Whenever a Russian hauled the Devil’s kin into a conversation, he knew he was in the middle of a mess. Bokov knew it, too. As far as he could see, things were still plenty confused. Part of him wanted to lie down and forget about everything but the influenza. But neither duty nor benzedrine would let him.

A word from him or Shteinberg could destroy these noncoms. What point, though? They hadn’t done anything wrong. Most of the ones who had screwed up were poisoned, which served them right. If I weren’t sick, I’d be poisoned, too, Bokov thought.

“Comrade Captain, what do we do if the Nazi bandits rise up now?” the other conscript asked. “Who’d give orders to help us fight back?”

“People like you,” Bokov answered. “And if they try it, we’ll whip them right out of their boots. I hope they do-fuck your mother if I don’t. If they come out and fight fair, we’ll smash them like the cockroaches they are. The one way they can hurt us is by sneaking around like this.”

“Unfortunately, they’re too damned good at sneaking.” Colonel Shteinberg’s voice was dry as usual. Only the way his hands shook and the unnatural glitter in his eyes told of the war between disease and drugs inside him. He went on, “Take us to the Germans. Let’s see what we can get out of them.”

Guards with submachine guns stood outside the door to the room where the servers were corralled. Nobody was going anywhere now. Of course, it was much too likely that anyone with guilty knowledge had already got away. As Bokov and Shteinberg went in, one of the guards muttered to another: “Never thought I’d be glad to see the damned Chekists get here.”

“Shut up,” the other fellow hissed. “They’ll hear you.”

If Bokov didn’t have bigger things to worry about…But he did. If Moisei Shteinberg heard the whispers from the Red Army men, he also gave no sign.

Inside the splendid chamber-a plaque said it had been the smoking room-huddled a gaggle of scared-looking Fritzes. Bokov nodded glumly to himself: sure as hell, the women were chosen for looks and figures. The Red Army men in charge were careful about that. About some other things, things that turned out to matter more, they weren’t.

Colonel Shteinberg pointed to one of the women, a statuesque brunette. “You, bitch-come outside with us,” he snarled. He wasn’t really speaking German at all, but Yiddish. She’d be able to follow it, though. And it ought to frighten her even more. Most Germans hadn’t had anything direct to do with killing Jews. But they’d had a notion of what was going on even so. They didn’t like the idea of Jews holding power over them now. They feared revenge- and well they might.

Her lower lip trembled, but she came. As soon as she got out into the hall and the door closed behind her, Bokov slapped her in the face. She stared at him, her mouth an O of injured astonishment. She had eyes green as jade.

She didn’t squawk, which wasn’t what he wanted. “Scream your head off,” he told her. “Give those other pigdogs back there something to worry about.”

When she obeyed, he felt as if he were standing in front of an air-raid siren. “Enough, already!” Shteinberg said, and she shut it off as abruptly as she’d let loose. The Jewish NKVD man went on, “So you’re one of the ones who thought you could wipe out the Red Army, eh?”

“I work in a shoe factory,” the dark-haired woman said. “One of your men pulled me out and said he would shoot my little son if I didn’t come here and give your officers drinks and-” She stopped, then made herself finish: “-and anything else they wanted.”
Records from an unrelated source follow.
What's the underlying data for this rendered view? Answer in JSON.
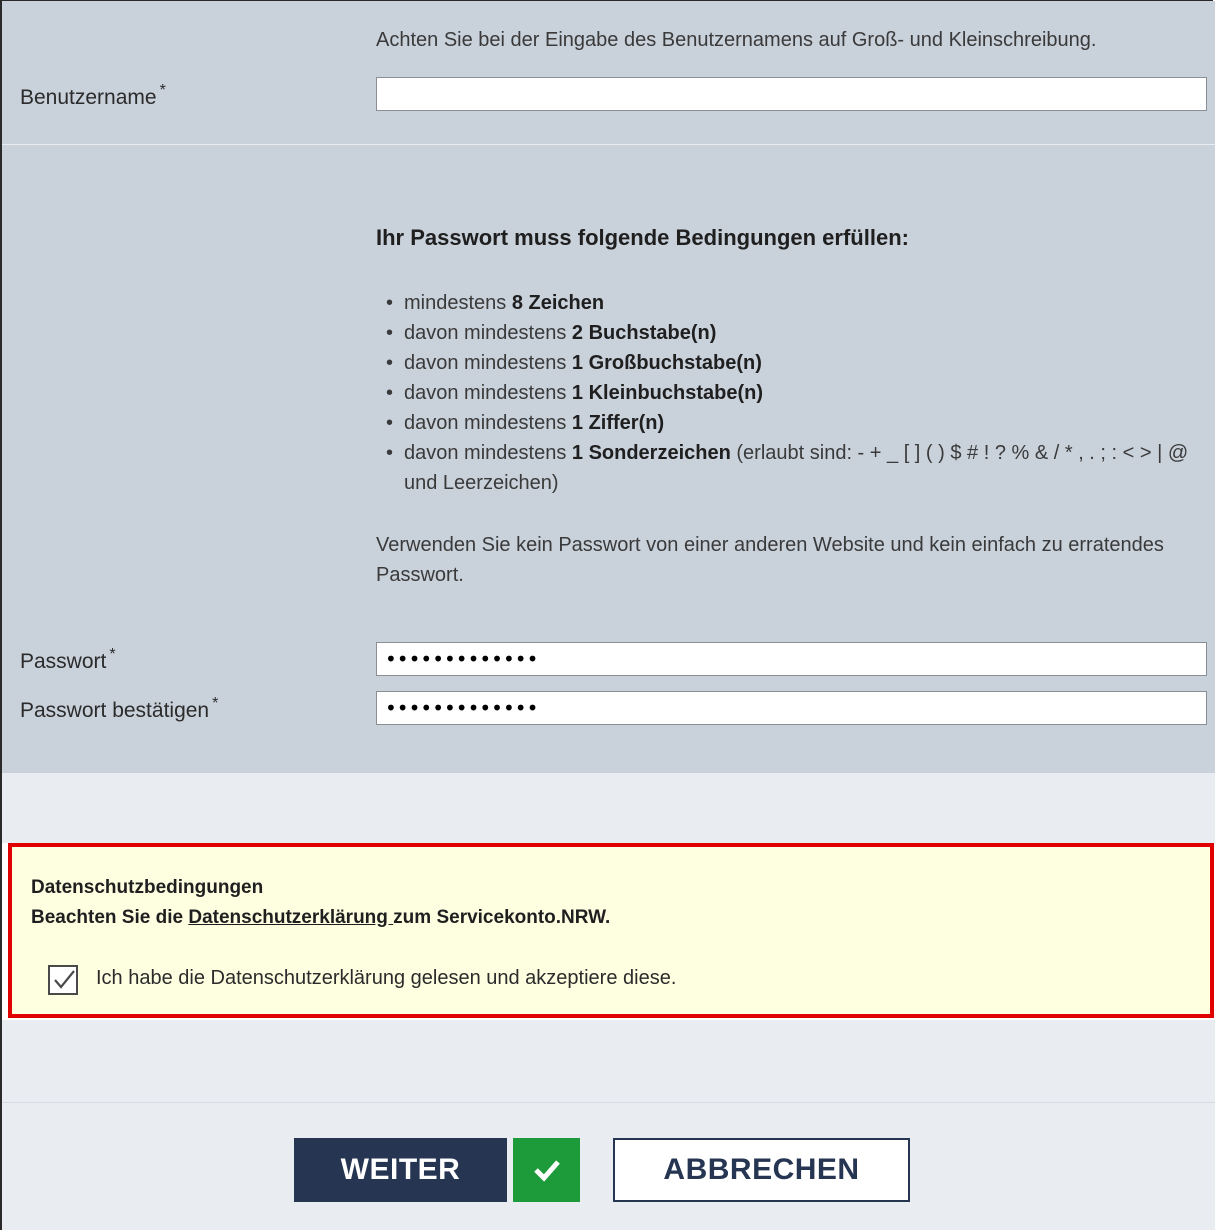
{
  "username": {
    "hint": "Achten Sie bei der Eingabe des Benutzernamens auf Groß- und Kleinschreibung.",
    "label": "Benutzername",
    "required_mark": "*",
    "value": ""
  },
  "password_rules": {
    "heading": "Ihr Passwort muss folgende Bedingungen erfüllen:",
    "items": [
      {
        "prefix": "mindestens ",
        "bold": "8 Zeichen",
        "suffix": ""
      },
      {
        "prefix": "davon mindestens ",
        "bold": "2 Buchstabe(n)",
        "suffix": ""
      },
      {
        "prefix": "davon mindestens ",
        "bold": "1 Großbuchstabe(n)",
        "suffix": ""
      },
      {
        "prefix": "davon mindestens ",
        "bold": "1 Kleinbuchstabe(n)",
        "suffix": ""
      },
      {
        "prefix": "davon mindestens ",
        "bold": "1 Ziffer(n)",
        "suffix": ""
      },
      {
        "prefix": "davon mindestens ",
        "bold": "1 Sonderzeichen",
        "suffix": " (erlaubt sind: - + _ [ ] ( ) $ # ! ? % & / * , . ; : < > | @ und Leerzeichen)"
      }
    ],
    "note": "Verwenden Sie kein Passwort von einer anderen Website und kein einfach zu erratendes Passwort."
  },
  "password": {
    "label": "Passwort",
    "required_mark": "*",
    "masked_value": "•••••••••••••"
  },
  "password_confirm": {
    "label": "Passwort bestätigen",
    "required_mark": "*",
    "masked_value": "•••••••••••••"
  },
  "privacy": {
    "title": "Datenschutzbedingungen",
    "text_before": "Beachten Sie die ",
    "link_text": "Datenschutzerklärung ",
    "text_after": "zum Servicekonto.NRW.",
    "checkbox_label": "Ich habe die Datenschutzerklärung gelesen und akzeptiere diese.",
    "checked": true,
    "highlight_color": "#e00000"
  },
  "actions": {
    "continue_label": "WEITER",
    "cancel_label": "ABBRECHEN",
    "primary_color": "#253552",
    "success_color": "#1d9a3a"
  }
}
Bokov didn’t know if she was telling the truth. Her story sounded as if she could be, though. “Tell us what happened here,” he said.

“They gave me these clothes to wear,” she said. The black and white maid’s outfit didn’t cover that much of her. After a sigh, she continued, “I brought drinks. I brought food. I got groped a couple of times, but nothing worse.”
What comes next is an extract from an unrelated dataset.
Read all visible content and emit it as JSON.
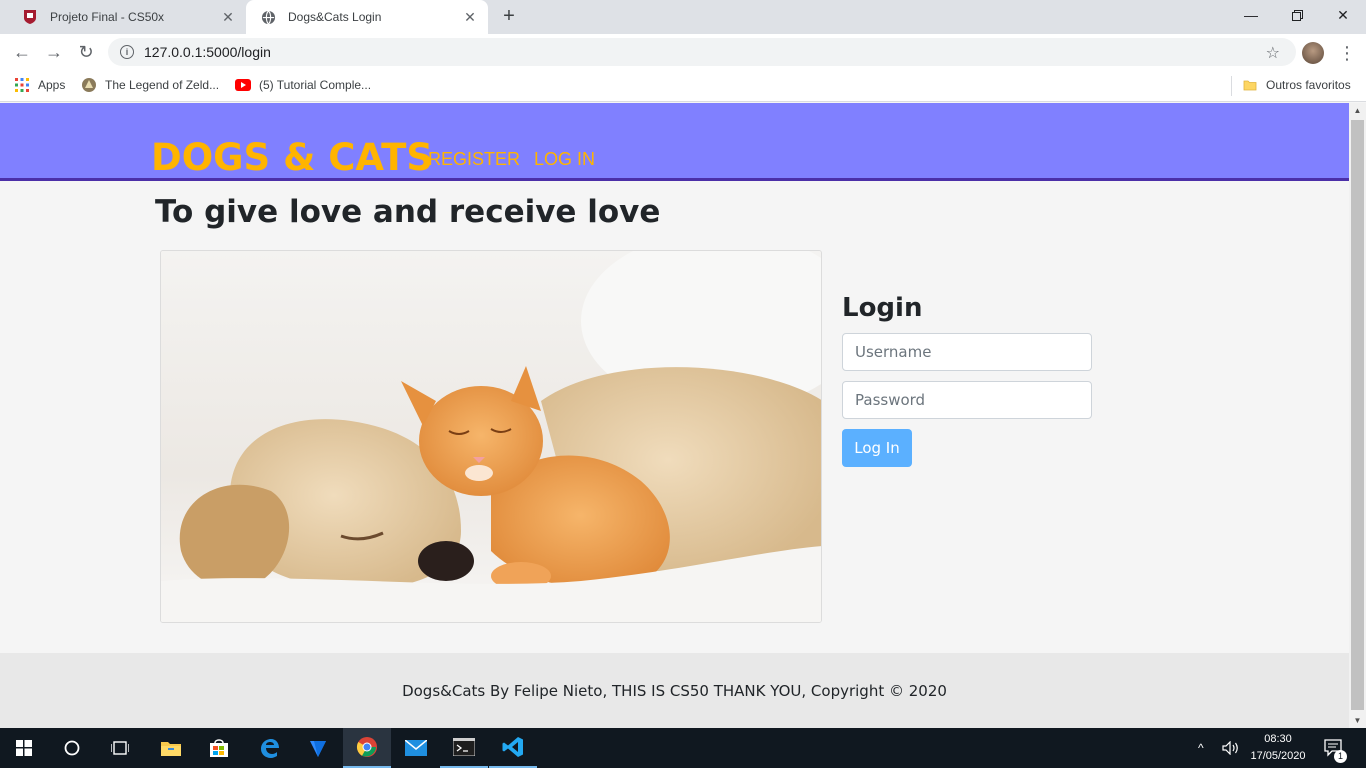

The Red Army officers would still have been more or less sober. And the sour resignation in the woman’s voice said she might have been on the receiving end of worse when the Russians took Berlin. Nobody knew how many rapes there’d been then. A lot, though; no doubt of that.

“Go on,” Bokov told her. “When did people start getting sick?”

“A little before midnight,” she answered. “At first we thought it was because they were drinking like…well, because they were drinking so much.” She had sense enough not to tell a Russian that Russians drank like swine. But Bokov already knew that-knew it from experience. He could have been lying out there stiffening in the snow himself. When he remembered how much he’d looked forward to this feast, and how pissed off he’d been when he came down sick…When he remembered all that, he quickly thought about something else.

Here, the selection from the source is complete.